Prior to this model improvement, iterative application of LLMs to coding tasks would accumulate errors of all imaginable varieties — misunderstandings, hallucinations, syntax errors, DRY violations, library incompatibility. The app or product would decay and ultimately collapse: death by a thousand cuts. But with the updated model, something changed. Together with Cursor's YOLO mode, it provided the first glimmer of what the team now refers to as non-interactive development, or grown software.

In the first hour of the first day, the AI team established a charter. In retrospect, the most important line was a simple question: how far could we get without writing any code by hand?

Not very far — at least, not until they added tests. However, the agent, obsessed with the immediate task, soon began to take shortcuts. Return true is a great way to pass narrowly written tests, but it probably will not generalize to the software you actually want. Tests were not enough. Integration tests? Regression tests? End-to-end tests? Behavior tests? None of them solved the core problem.

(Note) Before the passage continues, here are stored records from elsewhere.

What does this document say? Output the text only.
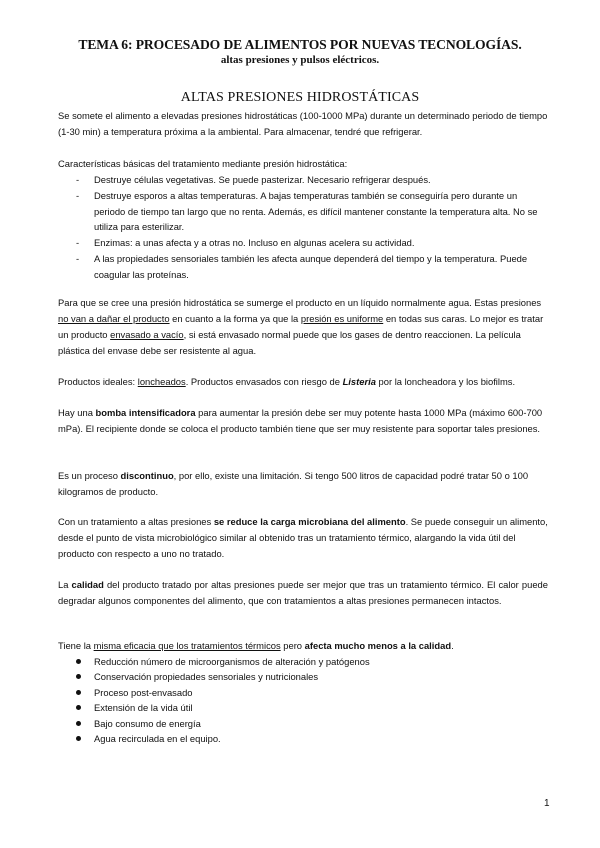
TEMA 6: PROCESADO DE ALIMENTOS POR NUEVAS TECNOLOGÍAS.
altas presiones y pulsos eléctricos.
ALTAS PRESIONES HIDROSTÁTICAS
Se somete el alimento a elevadas presiones hidrostáticas (100-1000 MPa) durante un determinado periodo de tiempo (1-30 min) a temperatura próxima a la ambiental. Para almacenar, tendré que refrigerar.
Características básicas del tratamiento mediante presión hidrostática:
- Destruye células vegetativas. Se puede pasterizar. Necesario refrigerar después.
- Destruye esporos a altas temperaturas. A bajas temperaturas también se conseguiría pero durante un periodo de tiempo tan largo que no renta. Además, es difícil mantener constante la temperatura alta. No se utiliza para esterilizar.
- Enzimas: a unas afecta y a otras no. Incluso en algunas acelera su actividad.
- A las propiedades sensoriales también les afecta aunque dependerá del tiempo y la temperatura. Puede coagular las proteínas.
Para que se cree una presión hidrostática se sumerge el producto en un líquido normalmente agua. Estas presiones no van a dañar el producto en cuanto a la forma ya que la presión es uniforme en todas sus caras. Lo mejor es tratar un producto envasado a vacío, si está envasado normal puede que los gases de dentro reaccionen. La película plástica del envase debe ser resistente al agua.
Productos ideales: loncheados. Productos envasados con riesgo de Listeria por la loncheadora y los biofilms.
Hay una bomba intensificadora para aumentar la presión debe ser muy potente hasta 1000 MPa (máximo 600-700 mPa). El recipiente donde se coloca el producto también tiene que ser muy resistente para soportar tales presiones.
Es un proceso discontinuo, por ello, existe una limitación. Si tengo 500 litros de capacidad podré tratar 50 o 100 kilogramos de producto.
Con un tratamiento a altas presiones se reduce la carga microbiana del alimento. Se puede conseguir un alimento, desde el punto de vista microbiológico similar al obtenido tras un tratamiento térmico, alargando la vida útil del producto con respecto a uno no tratado.
La calidad del producto tratado por altas presiones puede ser mejor que tras un tratamiento térmico. El calor puede degradar algunos componentes del alimento, que con tratamientos a altas presiones permanecen intactos.
Tiene la misma eficacia que los tratamientos térmicos pero afecta mucho menos a la calidad.
Reducción número de microorganismos de alteración y patógenos
Conservación propiedades sensoriales y nutricionales
Proceso post-envasado
Extensión de la vida útil
Bajo consumo de energía
Agua recirculada en el equipo.
1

The team needed new language. The word "test" proved insufficient and ambiguous. A test stored in the codebase can be lazily rewritten to match the code. The code could be rewritten to trivially pass the test. So they repurposed the word "scenario" to represent an end-to-end user story, often stored outside the codebase — similar to a holdout set in model training — which could be intuitively understood and flexibly validated by an LLM.

Because much of the software they grow itself has an agentic component, they transitioned from boolean definitions of success — the test suite is green — to a probabilistic and empirical one. They use the term "satisfaction" to quantify this validation: of all the observed trajectories through all the scenarios, what fraction of them likely satisfy the user?

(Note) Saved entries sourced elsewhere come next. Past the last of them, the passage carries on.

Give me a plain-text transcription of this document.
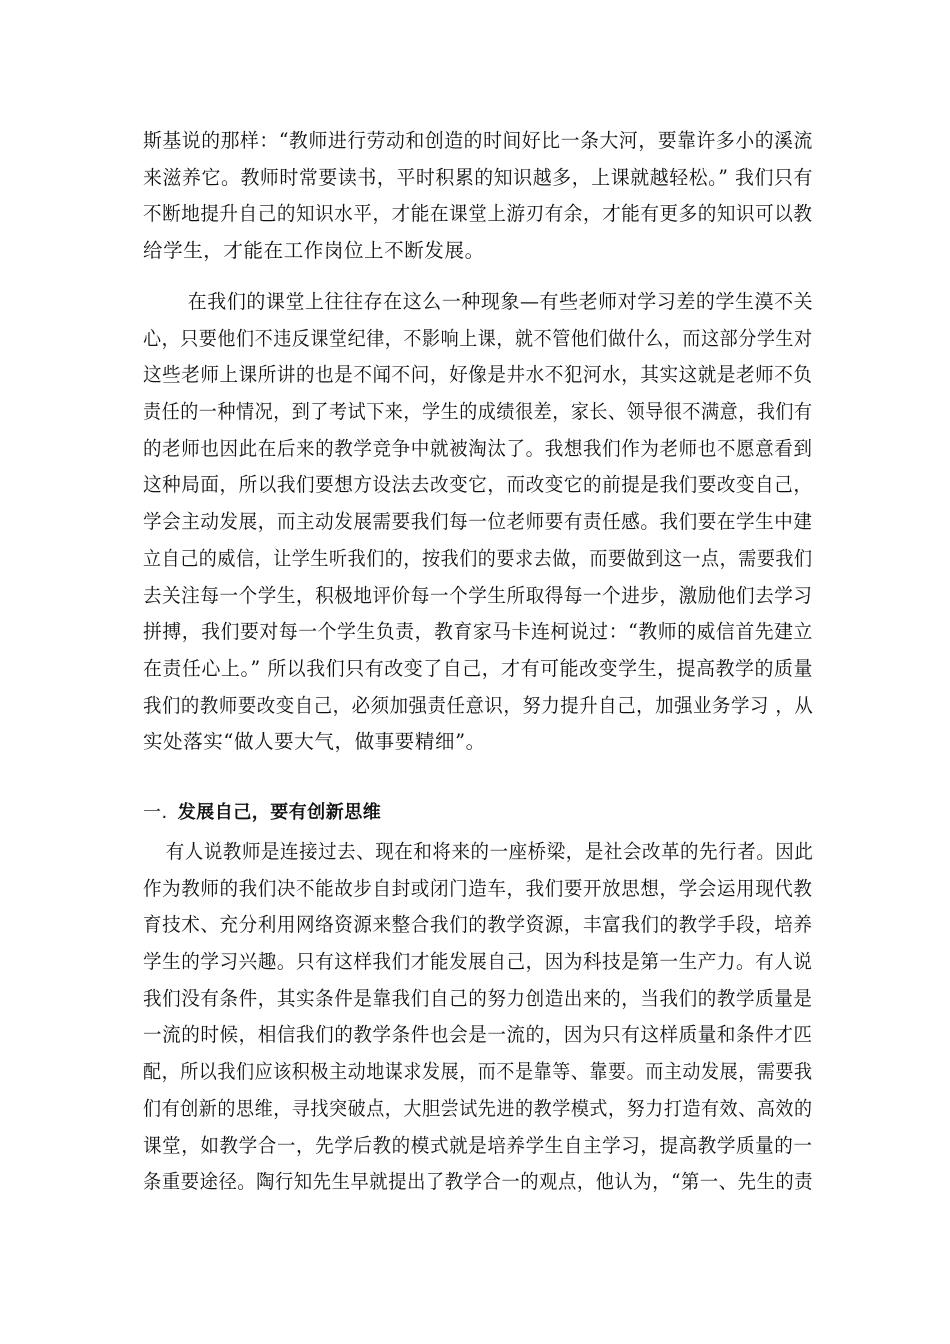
斯基说的那样：“教师进行劳动和创造的时间好比一条大河，要靠许多小的溪流
来滋养它。教师时常要读书，平时积累的知识越多，上课就越轻松。” 我们只有
不断地提升自己的知识水平，才能在课堂上游刃有余，才能有更多的知识可以教
给学生，才能在工作岗位上不断发展。
在我们的课堂上往往存在这么一种现象—有些老师对学习差的学生漠不关
心，只要他们不违反课堂纪律，不影响上课，就不管他们做什么，而这部分学生对
这些老师上课所讲的也是不闻不问，好像是井水不犯河水，其实这就是老师不负
责任的一种情况，到了考试下来，学生的成绩很差，家长、领导很不满意，我们有
的老师也因此在后来的教学竞争中就被淘汰了。我想我们作为老师也不愿意看到
这种局面，所以我们要想方设法去改变它，而改变它的前提是我们要改变自己，
学会主动发展，而主动发展需要我们每一位老师要有责任感。我们要在学生中建
立自己的威信，让学生听我们的，按我们的要求去做，而要做到这一点，需要我们
去关注每一个学生，积极地评价每一个学生所取得每一个进步，激励他们去学习
拼搏，我们要对每一个学生负责，教育家马卡连柯说过：“教师的威信首先建立
在责任心上。” 所以我们只有改变了自己，才有可能改变学生，提高教学的质量
我们的教师要改变自己，必须加强责任意识，努力提升自己，加强业务学习 ，从
实处落实“做人要大气，做事要精细”。
一. 发展自己，要有创新思维
有人说教师是连接过去、现在和将来的一座桥梁，是社会改革的先行者。因此
作为教师的我们决不能故步自封或闭门造车，我们要开放思想，学会运用现代教
育技术、充分利用网络资源来整合我们的教学资源，丰富我们的教学手段，培养
学生的学习兴趣。只有这样我们才能发展自己，因为科技是第一生产力。有人说
我们没有条件，其实条件是靠我们自己的努力创造出来的，当我们的教学质量是
一流的时候，相信我们的教学条件也会是一流的，因为只有这样质量和条件才匹
配，所以我们应该积极主动地谋求发展，而不是靠等、靠要。而主动发展，需要我
们有创新的思维，寻找突破点，大胆尝试先进的教学模式，努力打造有效、高效的
课堂，如教学合一，先学后教的模式就是培养学生自主学习，提高教学质量的一
条重要途径。陶行知先生早就提出了教学合一的观点，他认为，“第一、先生的责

To validate at scale without production constraints, the team built what they call the Digital Twin Universe: behavioral clones of the third-party services their software depends on. They built twins of Okta, Jira, Slack, Google Docs, Google Drive, and Google Sheets, replicating their APIs, edge cases, and observable behaviors.

With the Digital Twin Universe, they can validate at volumes and rates far exceeding production limits. They can test failure modes that would be dangerous or impossible against live services. They can run thousands of scenarios per hour without hitting rate limits, triggering abuse detection, or accumulating API costs.

This illustrates one of the many ways the agentic moment has profoundly changed the economics of software. Creating a high-fidelity clone of a significant SaaS application was always possible, but never economically feasible. Generations of engineers may have wanted a full in-memory replica of their CRM to test against, but self-censored the proposal to build it. They did not even bring it to their manager, because they knew the answer would be no.

Those building software factories must practice a deliberate naivete: finding and removing the habits, conventions, and constraints of the old way of building software. The Digital Twin Universe is proof that what was unthinkable six months ago is now routine.